Saturday, August 8, 2009

End of the Middle East?

An article from Asia Times Online from May 8, 2007 caught my interest the other day.

Titled "Are the Arabs already extinct?" Asia Times Online columnist Spengler mercilessly divulged a starling state-of-being of the Arabs and all those in the Middle East. The esteemed columnists introduces Adonis, a Syrian poet who laments that "[Arabs] have become extinct ... We have the masses of people, but a people becomes extinct when it no longer has a creative capacity, and the capacity to change its world".

One may shrug off the poet and criticize Spengler for taking a literary comment too far, but the article delves much deeper. For example, the Arab world "translates only a fifth as many books per year as does Greece, with a 30th of the population. Arab writers of global stature are a tiny number, and their importance is disproportionately great." Indeed these figures alone place much doubt upon the capacity of the Arab world to integrate into the vastly diversifying and mobile world around them.

Adonis places some blame upon Islam which "not only suppresses the possibility of poetic expression... but with it the capacity of the individual to have a personality. It is an astonishing, terrifying, and absolute indictment of [Arab] culture." I cannot say whether this perspective from one poet stands true in Syria as well as Morocco, Indonesia, or Senegal, all prominent Muslim societies. To call Islam the root of societal decline is an incredibly dubious claim. However, from what I have seen in Egypt and in the United States, I must agree with certain aspects of Spengler and Adonis' claim on the suppression of expression.

Riding on the Cairo subway one always notices a number of people reading. An Arab society is a literate one regardless of whether or not it is consuming foreign thoughts and expressions. (They may still be functionally illiterate, the inability to read beyond the text in order to interpret and critique for themselves... something many Americans have succumb to) Yet, the vast majority of the people reading on the subway are reading the Koran. A vast jump from the DC metro where vast numbers of people seem to read newspapers or works of fiction. Interpret this as you wish.

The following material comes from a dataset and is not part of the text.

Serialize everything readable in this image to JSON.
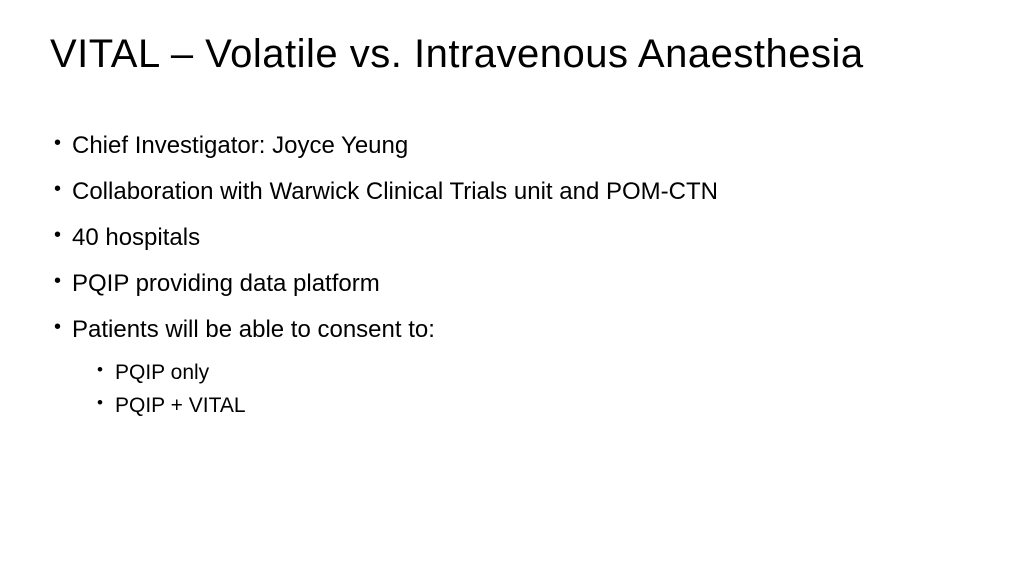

Another feature is in the way in which many Muslims in the United States preach "plural monoculturalism", a term I came across in works by Amartya Sen. Many Muslim organizations in the United States (especially student ones) utilize the shield of pluralism against any critiques or criticism against the Arab/Muslim world and religion. They accept the benefits of a plural society but refuse to alter their interactions with other cultures within this plural society. This seems like a bigoted conclusion by someone outside the Muslim community, but this is the predicament of Muslim communities in Europe and the Americas. It is essentially what Sarkozy points out in his (in)famous remark. Plural monoculturalism is divisive and we eventually end up with a society that is exremely suspicious of one another. Domestic terrorism in Britain is an advanced symptom of this issue.

While I am on the issue, I have noticed that Muslim student organizations that have observed often utilize the defense that terrorists and insurgents are not acting in accordance with their faith. I have always felt that this was a double edged argument. It indicates that there is a certain way in which a person of the Muslim faith should act. It does not offer an alternative individual identity other than being Muslim. This would mean that a terrorist who is Muslim can only have a single misguided purpose of purging the world of sinners and apostates. Nationalism, political and economic equity, and dignity cannot be the primary motivating factors. Of course many claim to represent Islam when committing acts of terror, but to extensively classify how a Muslim should act like is a means of devolving into gross puritanicalism before which many American muslims will appear hypocritical.

Back to the Arab world, the issue of uncreative construction is one which branches from society and culture into politics and economics. A more open and discursive society is necessary.

In terms of where Egypt can start... before we even get into fair elections and ridding the country of the dreadfully inefficient subsidies... the government needs to bring down its bloody knuckles upon those that harrass women. When half of one's country is left without proper dignity on the streets, discourse or anything will get nowhere. Only stagnation.